Quand l’entreprise où travaillait mon père lui proposa un poste à Buenos Aires, dans cette jeune démocratie qui succédait à une dictature militaire, ma mère trancha d’un « s’il y a des cafés et des librairies, OK ».
Mon enfance en Argentine était une préparation à mon 21e siècle.
Apprendre une langue et ses chansons, découvrir une autre culture, m’adapter à des circonstances différentes, savourer de nouvelles recettes, cultiver des amitiés malgré la distance et le temps qui passe, me sentir chez moi à 10 000 kilomètres de Paris.
Mon enfance en Argentine était une préparation au 21e siècle.
Le trou dans la couche d’ozone causé par les activités humaines. Les inégalités sociales massives, sources de pauvreté et de violence : les bidonvilles le long de la route vers l’aéroport, les vigiles postés devant les maisons dans les beaux quartiers, notre berger allemand veillant sur nous. L’hyperinflation, avec sa valse des étiquettes et des enfants comme ma sœur et moi qui connaissaient la conversion entre l’austral et le dollar. Une épidémie de choléra dans le nord du pays, avec de l’eau contaminée. La corruption des élites politiques. La menace encore fraîche de l’armée. Le football et les people comme distractions sur les chaînes de télé et dans la presse.
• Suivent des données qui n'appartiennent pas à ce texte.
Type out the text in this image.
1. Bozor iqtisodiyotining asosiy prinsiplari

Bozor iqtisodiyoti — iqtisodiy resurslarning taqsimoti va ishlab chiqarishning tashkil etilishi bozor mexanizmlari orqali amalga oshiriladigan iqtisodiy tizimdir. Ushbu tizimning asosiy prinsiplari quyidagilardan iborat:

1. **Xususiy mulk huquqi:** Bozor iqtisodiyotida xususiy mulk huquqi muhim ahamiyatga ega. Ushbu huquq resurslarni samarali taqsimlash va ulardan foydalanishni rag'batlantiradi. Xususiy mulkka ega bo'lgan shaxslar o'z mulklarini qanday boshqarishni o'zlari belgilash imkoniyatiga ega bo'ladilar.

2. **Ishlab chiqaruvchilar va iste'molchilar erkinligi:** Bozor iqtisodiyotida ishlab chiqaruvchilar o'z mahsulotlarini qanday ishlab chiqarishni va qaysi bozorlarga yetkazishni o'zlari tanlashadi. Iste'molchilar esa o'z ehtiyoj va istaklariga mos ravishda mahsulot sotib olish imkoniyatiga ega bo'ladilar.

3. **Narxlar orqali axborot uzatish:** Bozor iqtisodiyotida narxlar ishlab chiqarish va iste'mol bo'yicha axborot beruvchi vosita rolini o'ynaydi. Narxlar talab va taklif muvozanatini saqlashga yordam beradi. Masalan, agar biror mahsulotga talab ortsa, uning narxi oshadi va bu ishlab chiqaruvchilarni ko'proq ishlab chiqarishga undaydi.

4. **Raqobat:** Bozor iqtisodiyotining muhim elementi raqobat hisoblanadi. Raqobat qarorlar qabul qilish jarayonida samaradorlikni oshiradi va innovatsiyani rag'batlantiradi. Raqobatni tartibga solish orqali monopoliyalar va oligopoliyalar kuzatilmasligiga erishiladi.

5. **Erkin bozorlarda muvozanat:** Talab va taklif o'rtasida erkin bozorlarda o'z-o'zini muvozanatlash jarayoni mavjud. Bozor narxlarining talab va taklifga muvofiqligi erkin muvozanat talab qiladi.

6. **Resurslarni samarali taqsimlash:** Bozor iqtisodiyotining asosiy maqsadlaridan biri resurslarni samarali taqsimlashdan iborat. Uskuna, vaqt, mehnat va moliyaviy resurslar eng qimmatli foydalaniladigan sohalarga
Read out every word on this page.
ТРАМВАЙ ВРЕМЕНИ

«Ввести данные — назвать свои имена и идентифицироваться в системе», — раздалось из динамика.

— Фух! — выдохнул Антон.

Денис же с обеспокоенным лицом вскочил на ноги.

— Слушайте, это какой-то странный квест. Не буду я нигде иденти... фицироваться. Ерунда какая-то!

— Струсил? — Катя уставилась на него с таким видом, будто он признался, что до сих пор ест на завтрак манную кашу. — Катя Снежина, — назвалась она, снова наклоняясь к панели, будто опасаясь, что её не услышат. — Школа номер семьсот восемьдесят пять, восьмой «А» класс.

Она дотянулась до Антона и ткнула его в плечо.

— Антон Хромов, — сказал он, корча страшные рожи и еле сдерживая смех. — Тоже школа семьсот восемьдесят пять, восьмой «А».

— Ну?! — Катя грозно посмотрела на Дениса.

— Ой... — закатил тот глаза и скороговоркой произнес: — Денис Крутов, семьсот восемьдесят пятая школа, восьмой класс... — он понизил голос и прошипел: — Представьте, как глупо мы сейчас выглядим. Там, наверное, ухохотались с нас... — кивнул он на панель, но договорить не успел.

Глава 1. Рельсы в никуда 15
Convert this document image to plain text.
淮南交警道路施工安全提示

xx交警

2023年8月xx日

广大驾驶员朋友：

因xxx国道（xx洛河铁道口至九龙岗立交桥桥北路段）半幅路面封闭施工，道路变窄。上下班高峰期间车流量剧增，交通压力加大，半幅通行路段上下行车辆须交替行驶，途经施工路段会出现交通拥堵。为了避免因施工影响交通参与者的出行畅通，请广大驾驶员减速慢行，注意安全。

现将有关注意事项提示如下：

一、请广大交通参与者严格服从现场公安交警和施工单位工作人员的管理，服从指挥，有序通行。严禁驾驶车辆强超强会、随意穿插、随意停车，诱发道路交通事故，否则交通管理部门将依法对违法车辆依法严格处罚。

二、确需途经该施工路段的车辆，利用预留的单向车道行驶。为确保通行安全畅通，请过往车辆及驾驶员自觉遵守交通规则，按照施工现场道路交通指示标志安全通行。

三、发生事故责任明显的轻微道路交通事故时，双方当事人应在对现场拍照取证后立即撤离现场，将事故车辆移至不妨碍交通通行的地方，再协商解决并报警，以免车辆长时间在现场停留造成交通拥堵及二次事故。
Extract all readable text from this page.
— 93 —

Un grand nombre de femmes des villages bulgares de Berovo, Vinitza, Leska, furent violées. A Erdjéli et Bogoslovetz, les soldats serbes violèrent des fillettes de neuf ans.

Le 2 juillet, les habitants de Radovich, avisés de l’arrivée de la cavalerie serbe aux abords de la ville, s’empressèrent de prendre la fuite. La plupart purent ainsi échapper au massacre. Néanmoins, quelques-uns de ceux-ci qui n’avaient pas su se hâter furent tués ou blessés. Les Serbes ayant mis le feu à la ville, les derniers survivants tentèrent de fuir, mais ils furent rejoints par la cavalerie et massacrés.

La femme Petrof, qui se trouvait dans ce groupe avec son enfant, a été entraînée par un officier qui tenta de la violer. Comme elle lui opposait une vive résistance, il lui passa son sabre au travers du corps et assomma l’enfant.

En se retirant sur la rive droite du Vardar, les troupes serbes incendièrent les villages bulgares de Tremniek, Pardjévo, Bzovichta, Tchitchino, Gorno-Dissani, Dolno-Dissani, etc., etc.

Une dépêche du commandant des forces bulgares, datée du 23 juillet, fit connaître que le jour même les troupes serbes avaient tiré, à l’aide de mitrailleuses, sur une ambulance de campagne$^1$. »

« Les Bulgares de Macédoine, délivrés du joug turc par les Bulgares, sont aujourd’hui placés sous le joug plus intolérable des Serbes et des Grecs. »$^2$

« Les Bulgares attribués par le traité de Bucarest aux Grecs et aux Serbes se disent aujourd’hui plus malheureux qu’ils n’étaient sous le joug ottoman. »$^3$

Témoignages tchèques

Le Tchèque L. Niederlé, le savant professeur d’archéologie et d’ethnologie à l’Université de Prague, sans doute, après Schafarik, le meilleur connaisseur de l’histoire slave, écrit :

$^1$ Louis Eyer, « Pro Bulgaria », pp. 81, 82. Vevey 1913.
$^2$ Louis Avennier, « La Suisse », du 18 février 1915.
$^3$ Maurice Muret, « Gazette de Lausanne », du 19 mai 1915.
Mes souvenirs ont le goût des meringues au chocolat de la boulangerie suisso-argentine du bout de notre rue et l’odeur du Río de la plata après les pluies. Je me rendais à l’école à pied ou en bus. Je prenais des cours de danse et de piano. J’apprenais à jouer aux échecs. Je lisais les aventures du Club des cinq à la bibliothèque et les BD de Mafalda à la maison. Je vivais dans une bulle, mais celle-ci était en partie transparente.
« Les carapintadas [groupe de militaires putschistes] défilent à bord de tanks sur la panamericana [autoroute près de Buenos Aires]. Que faisons-nous ? » demanda ma mère à son amie Liliana. « Je vais au club de tennis » rétorqua celle-ci.
Buenos Aires, c’était aussi cela. L’humour, la résilience, le courage, peut-être même une pincée de folie, dans cette ville où il y aurait autant de psychologues et de psychiatres qu’à New York. Et des librairies et des cafés, bien sûr.
Au début des années 1980, quand un journaliste questionna l’écrivain argentin Julio Cortázar sur son passeport français -Cortázar vivait en France depuis une trentaine d’années- et sa renonciation à la nationalité argentine, Cortázar répondit qu’il le mettait au défi de trouver un auteur écrivant de manière plus argentine, avant d’ajouter « le passeport se range dans la poche, mais le cœur est plus à l’intérieur (el pasaporte se lleva en el bolsillo pero el corazón está más adentro) ». Buenos Aires, c’est aussi cela.